/nlp-fact-extractor

Solutions for extracting information from massive free-text resources, such as Wikipedia and generating a database of facts and information.

Primary LanguagePython

nlp-fact-extractor

The web is full of informative free-text resources, which might make some sense to a human being but not much to a computer, except might be as unstructured data or a bag of words. In this project, we are trying to implement Snowball system for the crucial task of extracting information/facts from massive free-text resources, such as Wikipedia and generating a database (semantic) of facts and information.

Semantic data allow machines to interact with worldly information without human interpretation. Semantic representation of data involves two entities and the relationship between them.

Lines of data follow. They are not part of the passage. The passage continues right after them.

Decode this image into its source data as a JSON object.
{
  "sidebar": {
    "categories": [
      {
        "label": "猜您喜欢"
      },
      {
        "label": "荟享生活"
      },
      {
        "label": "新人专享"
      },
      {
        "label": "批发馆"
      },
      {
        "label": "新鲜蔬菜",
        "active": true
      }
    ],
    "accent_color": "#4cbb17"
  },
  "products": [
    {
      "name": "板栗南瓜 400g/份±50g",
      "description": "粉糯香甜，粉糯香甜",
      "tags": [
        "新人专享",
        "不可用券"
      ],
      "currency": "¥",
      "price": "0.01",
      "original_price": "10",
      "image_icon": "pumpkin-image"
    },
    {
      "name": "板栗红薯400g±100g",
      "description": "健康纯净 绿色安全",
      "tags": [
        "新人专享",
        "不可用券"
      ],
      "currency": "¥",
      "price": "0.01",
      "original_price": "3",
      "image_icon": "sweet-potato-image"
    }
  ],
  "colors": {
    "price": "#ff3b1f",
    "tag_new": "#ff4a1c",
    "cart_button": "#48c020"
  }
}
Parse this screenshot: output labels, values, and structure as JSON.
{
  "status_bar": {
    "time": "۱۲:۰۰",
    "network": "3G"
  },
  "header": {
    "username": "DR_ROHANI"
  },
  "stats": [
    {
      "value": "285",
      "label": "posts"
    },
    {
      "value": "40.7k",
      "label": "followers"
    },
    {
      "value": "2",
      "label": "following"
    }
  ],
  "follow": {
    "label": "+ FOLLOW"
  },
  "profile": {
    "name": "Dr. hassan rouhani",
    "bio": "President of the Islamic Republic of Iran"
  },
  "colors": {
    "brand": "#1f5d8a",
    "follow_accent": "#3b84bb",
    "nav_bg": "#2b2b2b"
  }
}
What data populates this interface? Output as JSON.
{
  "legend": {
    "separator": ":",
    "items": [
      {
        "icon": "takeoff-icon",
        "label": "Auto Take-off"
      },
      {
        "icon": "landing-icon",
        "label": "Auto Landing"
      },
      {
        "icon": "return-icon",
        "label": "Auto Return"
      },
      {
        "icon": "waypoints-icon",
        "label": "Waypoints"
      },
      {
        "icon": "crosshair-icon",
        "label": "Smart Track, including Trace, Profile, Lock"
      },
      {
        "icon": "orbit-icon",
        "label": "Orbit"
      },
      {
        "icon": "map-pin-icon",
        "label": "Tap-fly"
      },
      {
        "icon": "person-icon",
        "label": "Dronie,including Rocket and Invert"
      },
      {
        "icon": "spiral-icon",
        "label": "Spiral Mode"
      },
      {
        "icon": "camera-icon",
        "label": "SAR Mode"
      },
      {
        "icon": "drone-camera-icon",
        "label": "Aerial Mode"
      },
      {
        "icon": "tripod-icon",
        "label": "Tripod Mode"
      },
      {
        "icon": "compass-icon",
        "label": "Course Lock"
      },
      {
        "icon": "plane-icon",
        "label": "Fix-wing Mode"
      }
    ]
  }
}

For example, the sentence “Einstein was born in Germany.” would be represented as <Einstein, Germany> and the relationship would be "wasBornIn".

References:

[1] E. Agichtein and L. Gravano. Snowball: extracting relations from large plain-text collections. In ICDL, 2000.

[2] Information extraction from Wikipedia using pattern learning, Márton Miháltz & Péter Pázmány, Journal Acta Cybernetica archive Volume 19 Issue 4, January 2010 Issue-in-Progress, Pages 677-694.

[3] YAGO: A Core of Semantic Knowledge Unifying WordNet and Wikipedia, Fabian M. Suchanek, Gjergji Kasneci & Gerhard Weikum, Proceeding WWW '07 Proceedings of the 16th international conference on World Wide Web, Pages 697-706.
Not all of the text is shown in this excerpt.